On December 4, 2006, Fowler and Boskoff missed their flight home. Two days later, friends in Telluride, Colorado, and Seattle sounded the alarms — contacting the U.S. consulate, reviewing emails the couple had sent from China, searching Fowler’s computer files, and tapping into the climber grapevine. Based on information gleaned from Boskoff ’s last email, sent November 8 from the small town of Litang, they planned “one last two-week peak bagging excursion to the Genyen area.” Little else was known. “It was totally unlike Chris not to be in email contact for so long. If she had changed her plans, she would have told us,” said Mark Gunlogson, president of Mountain Madness, the guiding service he co-owned with Boskoff.
Still, no one wanted to think the worst. Maybe they were lost in the backcountry or pinned down by bad weather. Maybe they’d been arrested and were being held incommunicado. Or perhaps they had decided to extend their trip, as files found on Fowler’s computer clearly indicated interest in a number of peaks in the Eastern Himalaya. But friends were concerned — very concerned.

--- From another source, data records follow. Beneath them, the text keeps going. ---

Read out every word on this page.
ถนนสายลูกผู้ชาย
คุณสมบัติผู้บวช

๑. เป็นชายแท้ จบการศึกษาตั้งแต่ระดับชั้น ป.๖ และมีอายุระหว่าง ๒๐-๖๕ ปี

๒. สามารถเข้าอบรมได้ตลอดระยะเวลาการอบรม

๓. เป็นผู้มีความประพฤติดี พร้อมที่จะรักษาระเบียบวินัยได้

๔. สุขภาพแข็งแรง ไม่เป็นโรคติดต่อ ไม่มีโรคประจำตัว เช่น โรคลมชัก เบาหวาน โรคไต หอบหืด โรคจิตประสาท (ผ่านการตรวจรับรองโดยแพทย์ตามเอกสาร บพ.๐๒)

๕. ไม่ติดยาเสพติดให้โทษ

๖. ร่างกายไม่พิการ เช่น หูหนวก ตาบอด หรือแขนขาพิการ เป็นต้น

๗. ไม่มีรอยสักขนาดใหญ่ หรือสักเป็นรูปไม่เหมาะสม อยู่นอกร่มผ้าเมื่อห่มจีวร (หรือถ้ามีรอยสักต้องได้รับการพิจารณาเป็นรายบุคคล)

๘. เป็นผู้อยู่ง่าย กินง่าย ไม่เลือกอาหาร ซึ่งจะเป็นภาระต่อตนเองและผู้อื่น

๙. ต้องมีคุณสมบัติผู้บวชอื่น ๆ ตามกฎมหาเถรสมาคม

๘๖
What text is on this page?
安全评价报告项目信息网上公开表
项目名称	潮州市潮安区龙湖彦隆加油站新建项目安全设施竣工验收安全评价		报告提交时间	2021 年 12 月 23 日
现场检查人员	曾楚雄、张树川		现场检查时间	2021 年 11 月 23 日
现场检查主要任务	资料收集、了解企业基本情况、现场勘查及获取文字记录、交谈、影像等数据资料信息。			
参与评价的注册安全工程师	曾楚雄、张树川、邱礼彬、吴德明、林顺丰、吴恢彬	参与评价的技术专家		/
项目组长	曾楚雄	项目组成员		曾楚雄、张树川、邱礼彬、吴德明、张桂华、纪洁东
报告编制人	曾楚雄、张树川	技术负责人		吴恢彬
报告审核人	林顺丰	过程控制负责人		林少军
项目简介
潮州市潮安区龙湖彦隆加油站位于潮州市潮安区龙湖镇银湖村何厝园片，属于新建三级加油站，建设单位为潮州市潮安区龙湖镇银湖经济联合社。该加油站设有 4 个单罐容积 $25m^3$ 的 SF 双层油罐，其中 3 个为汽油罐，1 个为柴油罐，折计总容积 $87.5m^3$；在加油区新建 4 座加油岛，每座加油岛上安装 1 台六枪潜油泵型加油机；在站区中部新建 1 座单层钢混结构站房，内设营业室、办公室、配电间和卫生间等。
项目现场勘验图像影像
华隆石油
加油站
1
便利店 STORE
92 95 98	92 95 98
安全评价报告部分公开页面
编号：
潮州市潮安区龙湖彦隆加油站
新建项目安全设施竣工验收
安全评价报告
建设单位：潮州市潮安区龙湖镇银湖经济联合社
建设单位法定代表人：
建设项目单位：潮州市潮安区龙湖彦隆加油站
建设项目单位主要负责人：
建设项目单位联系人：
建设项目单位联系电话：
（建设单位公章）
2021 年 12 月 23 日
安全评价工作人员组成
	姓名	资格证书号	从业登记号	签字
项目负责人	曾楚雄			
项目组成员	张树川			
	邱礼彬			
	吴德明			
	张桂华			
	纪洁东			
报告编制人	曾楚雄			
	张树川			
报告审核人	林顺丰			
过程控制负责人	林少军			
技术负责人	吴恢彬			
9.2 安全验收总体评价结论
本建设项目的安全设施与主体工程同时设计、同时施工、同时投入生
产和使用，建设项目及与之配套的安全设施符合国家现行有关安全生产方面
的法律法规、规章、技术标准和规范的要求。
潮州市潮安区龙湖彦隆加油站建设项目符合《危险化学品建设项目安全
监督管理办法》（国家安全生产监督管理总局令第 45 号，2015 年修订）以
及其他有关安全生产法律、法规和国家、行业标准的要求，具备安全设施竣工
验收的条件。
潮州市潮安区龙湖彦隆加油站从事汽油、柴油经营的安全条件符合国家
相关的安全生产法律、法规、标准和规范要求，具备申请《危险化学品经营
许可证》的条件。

“As soon as I heard that Charlie missed his flight, I was really worried,” said John McCall, an old friend of Fowler’s. “Charlie was too damn cheap to ever voluntarily miss a flight.”
Fowler, 52, was famous for his longevity at the cutting edge of American climbing — in nearly every discipline — and for his uncanny ability to emerge from disasters relatively unscathed. In 1984, he took a 400-foot plunge out of the snowy North Chimney on Longs Peak and came away with nothing more than a bent crampon. And since the 1970s, his bold solo climbs had consistently pushed the envelope. He free soloed the 1,500-foot, ominous The Flakes, in the Black Canyon of the Gunnison, and once went cordless on the 700-foot, overhanging Diving Board, in Eldorado Springs Canyon, in resoled running shoes. In the alpine realm, he made the first ascent of the East Face of Cerro Catedral (VI 5.10 A4+) in Patagonia, in 1992, and his ice and rock accomplishments in the San Juan Mountains and in the Utah desert are too numerous to list. Fowler was also notoriously low-key. For example, when asked about his second-ascent free solo of the IV 5.10- Integral Route on the Diamond of Longs Peak, Fowler supposedly replied, “It was pretty casual,” thus giving the route the name by which it’s known today.
But it also seemed that Fowler was close to using up his nine lives. In 1997, while climbing in Tibet, he and his ropemates took a 1,500-foot fall that left him unable to walk. (During the epic crawl out he sustained serious frostbite, losing most of his toes; he later returned, with little fanfare, to climbing 5.12.) He had, in recent years, split his time between Himalayan expeditions — summiting three 8,000-meter peaks, including Mount Everest — and prolific new-routing around Telluride, Colorado.